ANTLR parser for alpha numeric words which may hav

2019-08-17 01:45发布

问题:

First I tried to identify a normal word and below works fine:

grammar Test;

myToken: WORD;
WORD: (LOWERCASE | UPPERCASE )+ ;
fragment LOWERCASE  : [a-z] ;
fragment UPPERCASE  : [A-Z] ;
fragment DIGIT: '0'..'9' ;
WHITESPACE  : (' ' | '\t')+;

Just when I added below parser rule just beneath "myToken", even my WORD tokens weren't getting recognised with input string as "abc"

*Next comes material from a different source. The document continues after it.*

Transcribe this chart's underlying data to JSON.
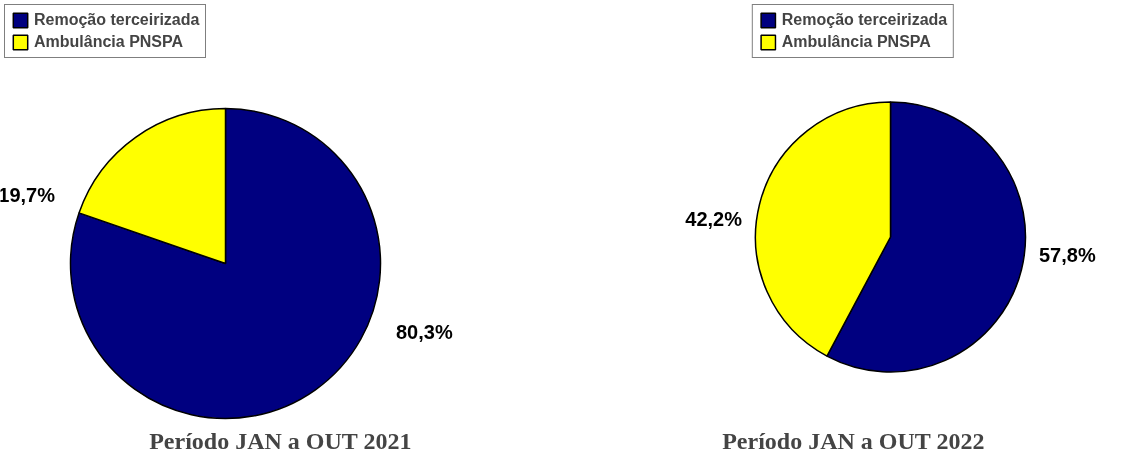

ALPHA_NUMERIC_WS: ( WORD | DIGIT | WHITESPACE)+;

Does anyone have any idea why is that?

回答1:

This is because ANTLR's lexer matches "first come, first serve". That means it will tray to match the given input with the first specified (in the source code) rule and if that one can match the input, it won't try to match it with the other ones.

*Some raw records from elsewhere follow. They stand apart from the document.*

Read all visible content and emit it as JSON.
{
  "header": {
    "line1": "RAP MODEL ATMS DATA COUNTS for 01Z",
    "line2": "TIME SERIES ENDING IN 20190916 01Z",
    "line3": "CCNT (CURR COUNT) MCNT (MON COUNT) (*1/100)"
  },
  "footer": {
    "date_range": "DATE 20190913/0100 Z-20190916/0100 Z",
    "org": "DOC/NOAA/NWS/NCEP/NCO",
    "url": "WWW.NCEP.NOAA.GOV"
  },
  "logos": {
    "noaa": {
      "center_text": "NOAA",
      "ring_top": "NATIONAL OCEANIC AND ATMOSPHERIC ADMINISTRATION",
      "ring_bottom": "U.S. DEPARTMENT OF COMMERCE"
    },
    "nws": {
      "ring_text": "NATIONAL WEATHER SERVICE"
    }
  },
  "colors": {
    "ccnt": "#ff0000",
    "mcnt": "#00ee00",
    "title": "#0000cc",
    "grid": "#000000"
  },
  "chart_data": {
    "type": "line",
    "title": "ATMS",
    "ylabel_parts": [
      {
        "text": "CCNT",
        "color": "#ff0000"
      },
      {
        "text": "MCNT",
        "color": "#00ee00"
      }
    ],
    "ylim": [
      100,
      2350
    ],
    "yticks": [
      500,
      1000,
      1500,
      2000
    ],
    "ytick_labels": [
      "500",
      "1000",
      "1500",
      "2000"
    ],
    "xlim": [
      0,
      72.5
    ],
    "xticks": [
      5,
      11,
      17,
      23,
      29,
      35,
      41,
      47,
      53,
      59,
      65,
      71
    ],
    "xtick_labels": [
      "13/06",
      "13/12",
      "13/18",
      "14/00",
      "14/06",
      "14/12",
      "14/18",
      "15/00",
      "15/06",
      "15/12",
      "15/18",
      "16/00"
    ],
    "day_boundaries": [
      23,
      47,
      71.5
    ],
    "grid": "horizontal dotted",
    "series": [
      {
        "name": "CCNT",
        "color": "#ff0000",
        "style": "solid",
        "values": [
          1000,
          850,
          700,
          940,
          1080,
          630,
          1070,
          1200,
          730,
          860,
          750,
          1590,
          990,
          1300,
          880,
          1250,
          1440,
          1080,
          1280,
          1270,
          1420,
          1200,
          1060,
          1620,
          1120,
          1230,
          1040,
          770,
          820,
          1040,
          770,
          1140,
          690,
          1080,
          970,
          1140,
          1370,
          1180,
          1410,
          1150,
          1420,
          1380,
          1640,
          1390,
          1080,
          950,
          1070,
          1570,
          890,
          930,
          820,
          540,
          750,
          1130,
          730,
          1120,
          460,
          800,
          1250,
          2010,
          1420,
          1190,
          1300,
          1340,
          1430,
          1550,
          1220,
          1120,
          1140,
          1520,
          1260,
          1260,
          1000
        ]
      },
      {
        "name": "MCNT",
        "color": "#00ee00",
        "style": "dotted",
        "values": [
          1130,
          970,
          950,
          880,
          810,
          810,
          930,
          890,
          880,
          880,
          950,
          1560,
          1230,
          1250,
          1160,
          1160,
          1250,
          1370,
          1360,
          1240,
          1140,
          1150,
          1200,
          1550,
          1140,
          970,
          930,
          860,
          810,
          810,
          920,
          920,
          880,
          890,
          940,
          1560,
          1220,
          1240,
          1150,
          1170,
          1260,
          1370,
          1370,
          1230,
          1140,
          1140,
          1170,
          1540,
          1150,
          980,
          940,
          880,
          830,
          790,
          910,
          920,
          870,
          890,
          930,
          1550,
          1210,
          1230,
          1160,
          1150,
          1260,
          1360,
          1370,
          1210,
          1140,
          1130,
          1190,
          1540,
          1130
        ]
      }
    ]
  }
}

In your case ALPHA_NUMERIC_WS does match the same content as WORD (and more) and because it is specified before WORD, WORD will never be used to match the input as there is no input that can be matched by WORD that can't be matched by the first processed ALPHA_NUMERIC_WS. (The same applies for the WS and the DIGIT) rule.

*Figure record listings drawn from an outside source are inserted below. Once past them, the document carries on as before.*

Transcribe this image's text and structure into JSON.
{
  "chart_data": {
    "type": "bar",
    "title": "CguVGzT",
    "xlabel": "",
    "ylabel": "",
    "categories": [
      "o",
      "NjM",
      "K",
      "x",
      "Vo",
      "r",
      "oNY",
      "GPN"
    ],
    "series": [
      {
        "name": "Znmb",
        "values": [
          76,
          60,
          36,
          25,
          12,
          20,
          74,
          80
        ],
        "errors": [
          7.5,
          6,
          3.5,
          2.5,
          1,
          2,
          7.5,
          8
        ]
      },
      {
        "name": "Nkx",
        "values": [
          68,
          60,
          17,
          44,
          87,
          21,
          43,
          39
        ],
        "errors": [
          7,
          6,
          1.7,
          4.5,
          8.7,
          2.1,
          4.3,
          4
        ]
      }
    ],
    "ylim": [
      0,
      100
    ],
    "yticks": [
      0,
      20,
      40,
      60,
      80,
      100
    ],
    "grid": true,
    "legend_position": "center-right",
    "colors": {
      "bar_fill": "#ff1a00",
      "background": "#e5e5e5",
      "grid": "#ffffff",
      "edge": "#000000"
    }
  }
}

I guess that what you want is not to create a ALPHA_NUMERIC_WS-token (as is done by specifying it as a lexer rule) but to make it a parser rule instead so it then can be referenced from another parsre rule to allow an arbitrary sequence of WORDs, DIGITs and WSs.

Therefore you'd want to write it like this:

alpha_numweric_ws: ( WORD | DIGIT | WHITESPACE)+;

If you actually want to create the respective token you can either remove the following rules or you need to think about what a lexer's job is and where to draw the line between lexer and parser (You need to redesign your grammar in order for this to work).